Monday 20, passing through Lancaster railway station
There is a Short Cuts article in the London Review of Books, Volume 41, Number 9, about Brexit, in which the author, Tom Crewe, concludes: “But it’s also possible to see the vote to Leave in another way: as a moment when reality triumphed over storytelling. The referendum was an opportunity for a section of the population to signal that they didn’t believe in the existence of the country they were told they lived in – a land of high employment and opportunity, a prosperous and just nation at ease with itself – and that the gap between everyday life and everyday rhetoric had become too great. That disillusion is now, happily, general. Brexit, whatever the dangers, is forcing Britain to get to know itself better. Not all countries are given that opportunity.”
This chimes with the happiness I felt seeing David and Tim, father and son, deep in earnest Brexit conversation alongside the sandwiches and cake during Mike’s 70th birthday party in November last year.
Mechanico-sketch done on train, stolen from the background of a photo from Spain by Therése.
And here’s another one I did earlier of Christ at the Renaissance Nudes exhibition at the Royal Academy.

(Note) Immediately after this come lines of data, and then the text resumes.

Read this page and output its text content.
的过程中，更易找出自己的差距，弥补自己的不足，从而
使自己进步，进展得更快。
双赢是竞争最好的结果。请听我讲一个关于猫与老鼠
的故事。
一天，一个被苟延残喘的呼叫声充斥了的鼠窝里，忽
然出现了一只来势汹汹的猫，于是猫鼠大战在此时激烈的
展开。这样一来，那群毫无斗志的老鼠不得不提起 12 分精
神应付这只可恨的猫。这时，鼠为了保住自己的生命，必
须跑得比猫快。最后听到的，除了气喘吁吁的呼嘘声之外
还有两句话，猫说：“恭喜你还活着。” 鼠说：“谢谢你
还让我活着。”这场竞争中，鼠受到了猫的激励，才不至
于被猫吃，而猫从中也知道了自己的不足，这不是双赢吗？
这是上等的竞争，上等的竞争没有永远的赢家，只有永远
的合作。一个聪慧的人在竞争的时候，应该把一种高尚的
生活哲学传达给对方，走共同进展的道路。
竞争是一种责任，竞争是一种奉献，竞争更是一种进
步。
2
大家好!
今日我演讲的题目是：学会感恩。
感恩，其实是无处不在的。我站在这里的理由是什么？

This one is called ‘Another Bloody Nude’. Another Theft from the RA exhibition is the alternative title.
Wednesday 22, London
Some of the Don McPhee pictures from the late 1990s (Box 22) I catalogued at the Guardian Archive today were titled: ‘Euro launched in Rotherham’, ‘Peat bogs in Yorkshire’, ‘Euthanasia conference in Telford’ and ‘Cliff Richard lookalikes’.
Thursday 23, London
‘By the time she was prepared to speak the language of compromise her capacity to deliver it had shrivelled to nothing.’
Guardian editorial on Theresa May’s failure at Brexit
Later:
The William Eggleston picture I was supposed to talk about at Tate Modern today had been replaced, so I had to wing it. I survived with my dignity intact.
Friday 24 , London
Simon Jenkins on the Euro elections, the Guardian
‘These elections are not for a government. They are an answer to a stupid question, asked incessantly by Nigel Farage: do you approve of how the big parties have handled Brexit? It would take a strong stomach for anyone to go to the polling station and put a cross against that.’
Saturday 25, Brighton
For some reason I’m prompted to recall the names of two former local councillors, Jason Kitkat and Nimrod Ping.
Monday 27, London
An email to Connie, who works in the Submit to Love art studio at Headway East London. She asked me if I had any input on a group painting on the theme of ‘God Is…’ that’s in progress at the moment.
Hi Connie
Just had a look at that picture and if you can flog an image of a woman with a massive set of male genitals up her long, floaty skirt as ‘God Is…’ you are a bloody genius.

Later:
I just found this sketch hiding in my Autodesk (a phone app) gallery.
Tuesday 28, London
To the Barbican cinema to see the Elton John biopic Rocketman. It’s a bit corny in places, and it’s always squirmy when actors sitting at the kitchen table suddenly break into song. Many of the songs carried a poignant narrative thread. ‘Tiny Dancer’ was a standout for me. It made me like the Bernie Taupin character even more, as I never knew it was inspired by a fling he was having at the time with a beach beauty, or so the film tells us.
Wednesday 29, London
My latest City Matters column. I was disappointed to not be on a page with the puzzles, but happy to see Chris’s ‘Venus’ picture used so big.
Friday 31, Brighton
A thought: I can find something to like in most things.